TMMD ke-125 menargetkan sejumlah proyek fisik, di antaranya pembangunan riol atau drainase sepanjang 315,10 meter dengan tinggi 2,5 meter dan lebar 3,5 meter di Desa Waenono, pembangunan satu titik sumur bor dan tower air bersih di Desa Kamanglale, serta rehabilitasi rumah tidak layak huni di Desa Leku.
Dandim 1506/Namlea, Letkol Inf Mohammad Tamami, S.Sos, menegaskan bahwa pembangunan tersebut diharapkan mampu meningkatkan kualitas hidup warga desa.
“TMMD ini diharapkan mampu memantik semangat kolaborasi antara pemerintah daerah dan masyarakat. Pembangunan ini bukan hanya soal infrastruktur, tapi juga tentang meningkatkan kesejahteraan dan kemandirian warga,” ujarnya, Selasa (12/8/2025).
Selain proyek fisik, TMMD juga melaksanakan berbagai kegiatan non-fisik seperti sosialisasi pencegahan radikalisme, program Keluarga Berencana dan Kesehatan (KB Kes), wawasan kebangsaan, pencegahan stunting dengan pemberian nutrisi tambahan, keamanan dan ketertiban masyarakat (Kamtibmas), bela negara, hingga pelatihan kesiapsiagaan bencana.
Program ini melibatkan berbagai pihak, termasuk pemerintah daerah, tenaga kesehatan, dan tokoh masyarakat, sehingga manfaatnya bisa dirasakan secara langsung oleh warga.

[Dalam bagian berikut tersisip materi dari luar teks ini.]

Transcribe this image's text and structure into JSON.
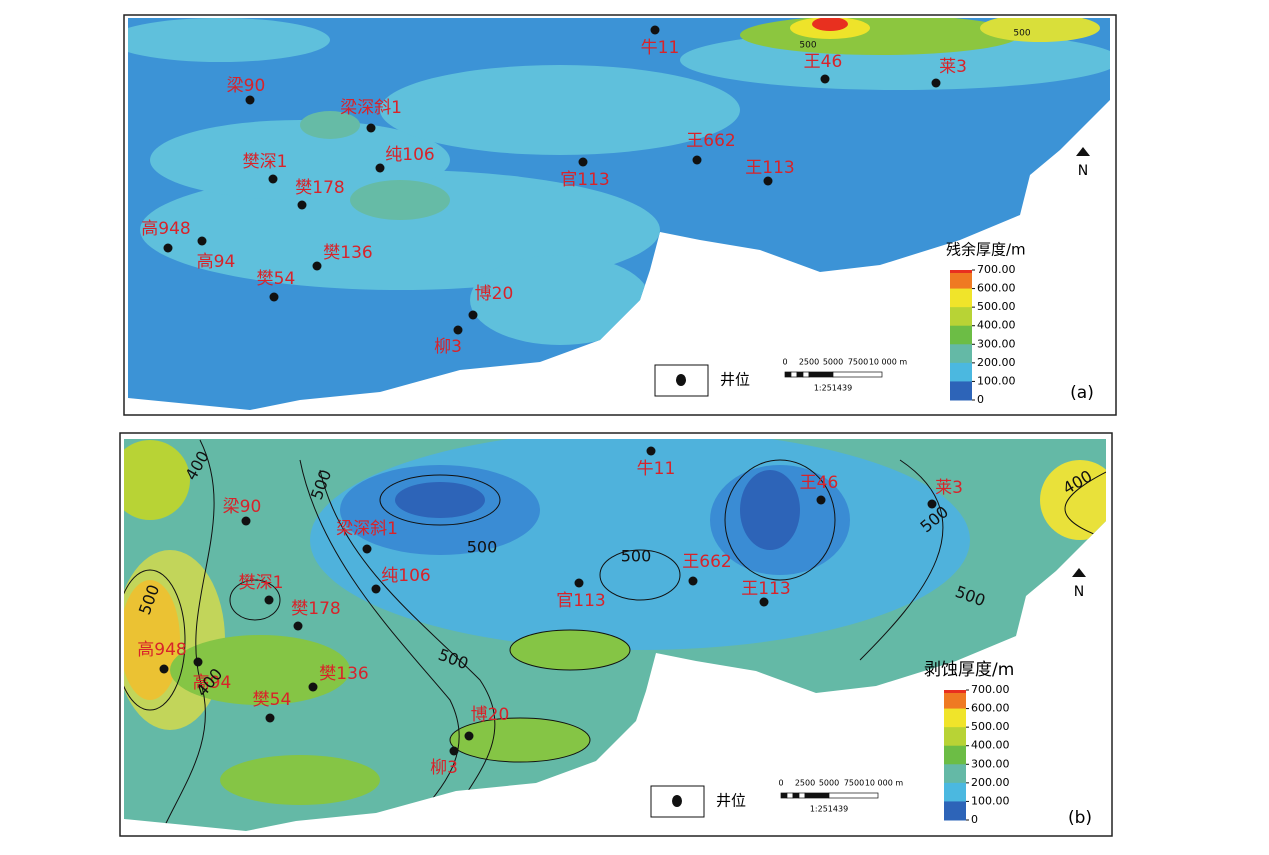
{
  "panels": [
    {
      "label": "(a)",
      "legend_title": "残余厚度/m",
      "legend_ticks": [
        "700.00",
        "600.00",
        "500.00",
        "400.00",
        "300.00",
        "200.00",
        "100.00",
        "0"
      ],
      "wells": [
        "牛11",
        "王46",
        "莱3",
        "梁90",
        "梁深斜1",
        "王662",
        "纯106",
        "官113",
        "王113",
        "樊深1",
        "樊178",
        "高948",
        "高94",
        "樊136",
        "樊54",
        "博20",
        "柳3"
      ],
      "well_legend": "井位",
      "north": "N",
      "scale_ticks": [
        "0",
        "2500",
        "5000",
        "7500",
        "10 000 m"
      ],
      "scale_ratio": "1:251439",
      "contour_labels": [
        "500",
        "500"
      ]
    },
    {
      "label": "(b)",
      "legend_title": "剥蚀厚度/m",
      "legend_ticks": [
        "700.00",
        "600.00",
        "500.00",
        "400.00",
        "300.00",
        "200.00",
        "100.00",
        "0"
      ],
      "wells": [
        "牛11",
        "王46",
        "莱3",
        "梁90",
        "梁深斜1",
        "王662",
        "纯106",
        "官113",
        "王113",
        "樊深1",
        "樊178",
        "高948",
        "高94",
        "樊136",
        "樊54",
        "博20",
        "柳3"
      ],
      "well_legend": "井位",
      "north": "N",
      "scale_ticks": [
        "0",
        "2500",
        "5000",
        "7500",
        "10 000 m"
      ],
      "scale_ratio": "1:251439",
      "contour_labels": [
        "400",
        "500",
        "500",
        "500",
        "500",
        "500",
        "500",
        "400",
        "500",
        "400"
      ]
    }
  ]
}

Dengan menggabungkan pembangunan fisik dan pemberdayaan masyarakat, TMMD ke-125 diharapkan menjadi pendorong kemajuan desa di Buru Selatan.
Selain mempercepat pembangunan, kegiatan ini juga memperkuat hubungan harmonis antara TNI dan rakyat, yang selama ini menjadi kunci keberhasilan program pembangunan di wilayah terpencil.